The CP challenged the Ku Klux Klan by building an anti-lynching campaign across the South. "Throughout 1930s. Communist anti-lynching meetings drew growing audiences," Gilmore writes. "In Winston-Salem, 300 Black and white workers showed up in front of the Reynolds Tobacco Factory No. 9 to protest lynching."

But by far the most successful CP campaign against Jim Crow injustice in these years was support for the legal defense of the "Scottsboro Boys," nine young men falsely accused of gang rape and sentenced to the electric chair in 1931. While moderate Black organizations like the NAACP refused to organize around the case, the CP built a campaign from Haiti to Harlem that put the Southern legal system on trial.


THE STRATEGY and tactics of the new Communist Party in the U.S. were decisively shaped by the Bolshevik-led Comintern. This has led many Cold War historians to caricature American Communists as mere dupes of Moscow.

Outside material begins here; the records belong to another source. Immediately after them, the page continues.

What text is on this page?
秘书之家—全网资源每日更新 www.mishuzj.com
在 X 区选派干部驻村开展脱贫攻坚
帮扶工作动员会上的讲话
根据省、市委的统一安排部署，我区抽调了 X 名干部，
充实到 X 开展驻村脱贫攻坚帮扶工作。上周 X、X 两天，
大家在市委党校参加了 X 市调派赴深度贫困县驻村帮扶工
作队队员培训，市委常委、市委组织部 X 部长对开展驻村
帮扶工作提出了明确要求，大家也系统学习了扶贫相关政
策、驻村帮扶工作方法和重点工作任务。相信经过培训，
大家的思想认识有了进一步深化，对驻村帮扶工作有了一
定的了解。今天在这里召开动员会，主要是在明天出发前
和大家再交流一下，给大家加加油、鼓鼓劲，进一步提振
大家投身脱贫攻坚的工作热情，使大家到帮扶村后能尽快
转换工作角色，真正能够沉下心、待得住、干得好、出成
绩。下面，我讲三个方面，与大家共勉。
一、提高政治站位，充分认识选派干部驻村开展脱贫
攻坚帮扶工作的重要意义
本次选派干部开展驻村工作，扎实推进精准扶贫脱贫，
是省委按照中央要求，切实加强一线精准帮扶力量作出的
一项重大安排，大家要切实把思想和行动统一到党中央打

As Gilmore's book shows, the reality was more complex. The prestige of the revolution in Russia, combined with the relative lack of experience of the American revolutionaries, lent Comintern policy enormous authority.

Tragically, however, by 1928, the revolutionary era in Russia was over. Instead of reflecting the interests of working-class struggle, Comintern policy came to reflect the foreign policy interests of a new bureaucratic ruling class, led by Joseph Stalin.

Under the explicit direction of the Comintern, the CP adopted a position in 1928 that Blacks in the U.S. constituted a nation, and called for "Self-Determination in the Black Belt"--despite the fact that building a separate nation didn't fit the conditions nor the demands of most Blacks, great numbers of whom were migrating from the South to take jobs in Northern industrial cities.

This was the first in a series of political zig-zags that marked the end of the CP as a revolutionary force. The party remained committed to the struggle for Black liberation in the early 1930s, but compromised this commitment in 1935 when it sought to construct--on Stalin's demand--a "Popular Front" alliance with the Democratic Party of President Franklin Roosevelt.

A clear account of this history is missing from Gilmore's book, making it more difficult for the reader to follow the politics behind the twists and turns in the Communists' strategy during and after the Second World War.

However, Gilmore's focus on the lives of individual activists clarifies the crucial role that CP members played in laying the foundation for the struggle to transform a racist society. As Gilmore writes, "It was Communists who stood up to say that Black and white people should organize together, eat together, go to school together and marry each other if they chose."